Pontius Pilate had to make sure. As the Roman procurator, or governor, that was his job before he rendered judgment.
He heard the accusations brought against the man from Nazareth. Jesus heard the charges against him, yet remained silent, causing Pilate to marvel. He was used to hearing all manner of defenses, excuses, and justification for actions, criminal or not.
The more Pilate heard, the more he was sure of the innocence of Jesus. Three times he stated that he found no fault in him. Yet the crowd cried for his execution.
Pilate perhaps thought punishing Jesus would be enough. His soldiers whipped Jesus, put a crown of thorns on his head and a purple robe on him, mocking him as king.
Then, following a custom at the time, he offered to release a prisoner. A notorious man named Barabbas was brought forth. He was a robber imprisoned for murder and rebellion. Surely the choice would be obvious of which prisoner to release or condemn. The crowd chose freedom for Barabbas.

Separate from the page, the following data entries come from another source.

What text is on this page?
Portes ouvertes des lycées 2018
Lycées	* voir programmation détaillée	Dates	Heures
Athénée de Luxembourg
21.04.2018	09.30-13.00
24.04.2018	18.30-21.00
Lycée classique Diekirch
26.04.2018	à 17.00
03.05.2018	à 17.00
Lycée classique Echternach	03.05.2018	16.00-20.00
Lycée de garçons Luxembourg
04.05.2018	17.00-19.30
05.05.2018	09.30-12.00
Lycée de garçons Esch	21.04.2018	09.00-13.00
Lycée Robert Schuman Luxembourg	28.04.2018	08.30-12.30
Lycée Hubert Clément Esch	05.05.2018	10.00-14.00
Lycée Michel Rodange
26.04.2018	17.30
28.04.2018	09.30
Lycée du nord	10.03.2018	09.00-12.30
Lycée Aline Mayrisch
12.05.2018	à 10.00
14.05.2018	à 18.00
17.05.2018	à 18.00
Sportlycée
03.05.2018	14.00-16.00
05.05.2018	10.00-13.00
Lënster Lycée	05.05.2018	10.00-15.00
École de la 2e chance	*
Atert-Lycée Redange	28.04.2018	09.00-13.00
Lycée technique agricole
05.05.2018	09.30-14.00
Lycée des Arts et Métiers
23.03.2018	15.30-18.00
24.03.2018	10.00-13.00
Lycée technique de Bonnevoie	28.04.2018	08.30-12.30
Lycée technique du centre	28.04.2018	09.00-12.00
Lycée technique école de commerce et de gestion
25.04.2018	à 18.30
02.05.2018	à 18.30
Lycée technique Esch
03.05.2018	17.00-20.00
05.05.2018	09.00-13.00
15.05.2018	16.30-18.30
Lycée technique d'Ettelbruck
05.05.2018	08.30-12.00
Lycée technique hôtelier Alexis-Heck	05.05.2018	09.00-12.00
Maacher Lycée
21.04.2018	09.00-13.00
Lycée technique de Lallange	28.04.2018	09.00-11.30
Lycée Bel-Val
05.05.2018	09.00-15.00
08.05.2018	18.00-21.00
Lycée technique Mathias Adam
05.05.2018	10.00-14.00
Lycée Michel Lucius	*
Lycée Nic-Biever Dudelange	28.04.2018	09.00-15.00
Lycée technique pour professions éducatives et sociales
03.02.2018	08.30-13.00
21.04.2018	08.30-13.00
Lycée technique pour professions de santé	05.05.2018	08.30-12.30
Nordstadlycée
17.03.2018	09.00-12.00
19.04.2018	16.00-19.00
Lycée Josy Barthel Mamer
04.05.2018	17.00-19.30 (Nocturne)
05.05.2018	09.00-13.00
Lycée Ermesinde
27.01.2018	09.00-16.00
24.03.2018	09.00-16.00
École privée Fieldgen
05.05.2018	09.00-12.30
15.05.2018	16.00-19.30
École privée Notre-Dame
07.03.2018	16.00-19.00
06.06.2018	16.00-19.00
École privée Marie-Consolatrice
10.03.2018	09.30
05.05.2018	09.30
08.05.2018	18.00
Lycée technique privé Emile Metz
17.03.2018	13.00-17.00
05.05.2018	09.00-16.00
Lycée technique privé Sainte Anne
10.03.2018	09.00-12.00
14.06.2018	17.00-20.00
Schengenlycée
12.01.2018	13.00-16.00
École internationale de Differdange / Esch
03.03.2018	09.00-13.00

Pilate realized his predicament and “washed his hands” of the incident, symbolizing his innocence. The soldiers led Jesus away to be crucified.

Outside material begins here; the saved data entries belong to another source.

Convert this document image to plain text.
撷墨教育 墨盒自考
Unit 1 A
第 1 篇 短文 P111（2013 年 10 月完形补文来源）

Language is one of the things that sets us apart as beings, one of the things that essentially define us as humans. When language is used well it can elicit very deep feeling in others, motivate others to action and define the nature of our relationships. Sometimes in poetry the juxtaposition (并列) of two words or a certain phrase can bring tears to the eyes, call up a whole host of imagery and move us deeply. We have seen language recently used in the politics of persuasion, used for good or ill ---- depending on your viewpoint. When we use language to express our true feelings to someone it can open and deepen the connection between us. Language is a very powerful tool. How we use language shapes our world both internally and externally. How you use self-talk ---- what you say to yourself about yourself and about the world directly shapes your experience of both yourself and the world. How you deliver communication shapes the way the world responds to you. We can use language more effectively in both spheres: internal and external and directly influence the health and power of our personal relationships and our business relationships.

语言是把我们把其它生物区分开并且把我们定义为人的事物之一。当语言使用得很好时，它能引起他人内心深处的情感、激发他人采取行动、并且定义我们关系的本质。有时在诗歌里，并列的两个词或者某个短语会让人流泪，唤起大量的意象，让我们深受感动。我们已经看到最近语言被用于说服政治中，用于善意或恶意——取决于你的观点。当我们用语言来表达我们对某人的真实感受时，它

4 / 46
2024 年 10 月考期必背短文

Finally, done with the judicial process, I imagine Pilate left the judgment hall to see his wife. She had sent him a note about a frightening dream she had of Jesus. She wanted Pilate to having nothing to do with the judgment.
But Pilate heard two more requests concerning Jesus.

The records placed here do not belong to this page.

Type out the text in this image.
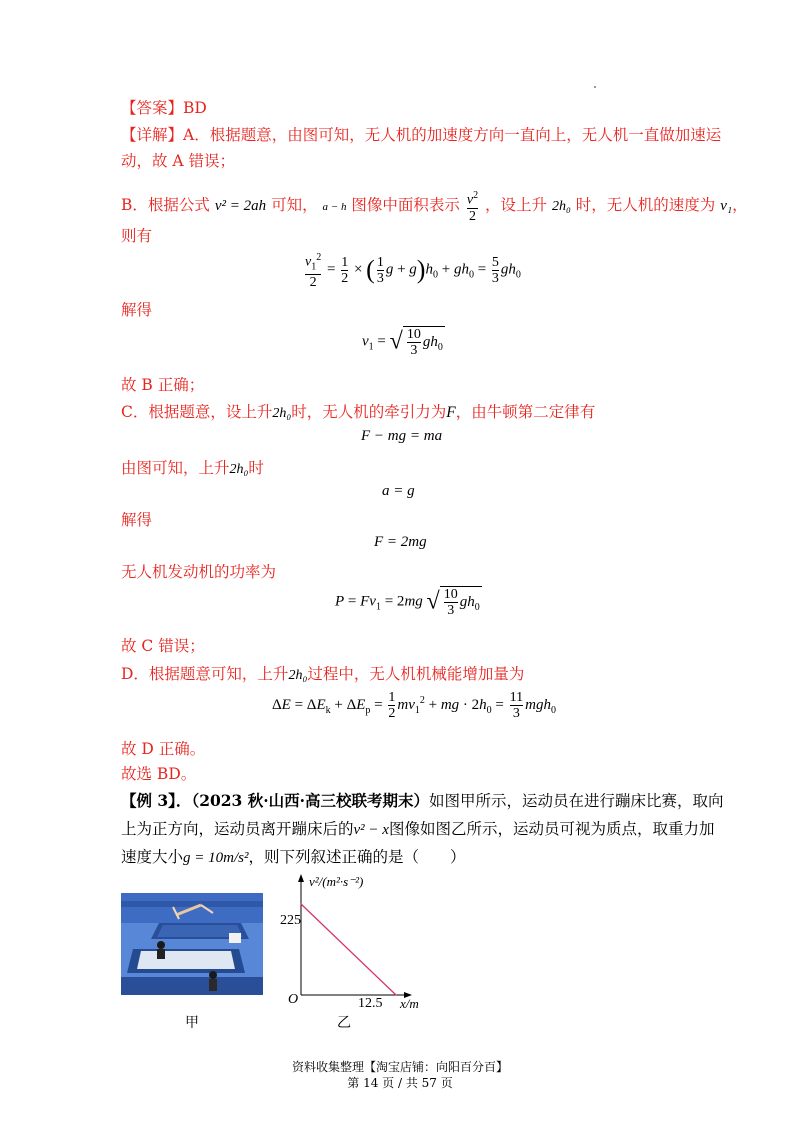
【答案】BD
【详解】A．根据题意，由图可知，无人机的加速度方向一直向上，无人机一直做加速运
动，故 A 错误；
B．根据公式 v² = 2ah 可知， a − h 图像中面积表示 $\frac{v^2}{2}$ ，设上升 2h₀ 时，无人机的速度为 v₁，
则有
$\frac{v_1^2}{2} = \frac{1}{2}$ × ( $\frac{1}{3}$ $g + g)h_0 + gh_0 = \frac{5}{3} gh_0$
解得
$v_1$ = √ $\frac{10}{3} gh_0$
故 B 正确；
C．根据题意，设上升2h₀时，无人机的牵引力为F，由牛顿第二定律有
F − mg = ma
由图可知，上升2h₀时
a = g
解得
F = 2mg
无人机发动机的功率为
$P = Fv_1 = 2mg$ √ $\frac{10}{3} gh_0$
故 C 错误；
D．根据题意可知，上升2h₀过程中，无人机机械能增加量为
$\Delta E = \Delta E_k + \Delta E_p = \frac{1}{2} mv_1^2$ + mg · $2h_0 = \frac{11}{3} mgh_0$
故 D 正确。
故选 BD。
【例 3】．（2023 秋·山西·高三校联考期末）如图甲所示，运动员在进行蹦床比赛，取向
上为正方向，运动员离开蹦床后的v² − x图像如图乙所示，运动员可视为质点，取重力加
速度大小g = 10m/s²，则下列叙述正确的是（　　）
甲
v²/(m²·s⁻²)
x/m
O
225
12.5
乙
资料收集整理【淘宝店铺：向阳百分百】
第 14 页 / 共 57 页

First, two respectable men from the area requested the body of Jesus. Joseph and Nicodemus asked permission to bury the body, which Pilate readily granted. They placed him in a garden tomb.
Secondly, the following day, the leaders who condemned Christ wanted to make sure that the tomb was secure. They remembered his words about rising again. They requested that the tomb “be made sure until the third day.” Pilate answered them, “Make it as sure as you can.” Matthew 27:66 says, “So they went, and made the sepulcher sure, sealing the stone, and setting a watch.”
A government order, a sealed stone, and a watch guard could not prevent it. Death could not hold him. The tomb was empty on the third day. Angels said, “He is not here, for he is risen, as he said.”
The disciples ran to spread the word and others ran to peer in the empty tomb. They were afraid and amazed. The disciples saw Jesus for forty days after the resurrection. These appearances to over five hundred people made them sure of his resurrection.
Pilate’s advice needs to be followed today concerning believing the Scriptures and experiencing salvation. “Make it as sure as you can.”
Luke wrote of “those things most surely believed among us.” That is the power of the resurrection. We can believe and make sure.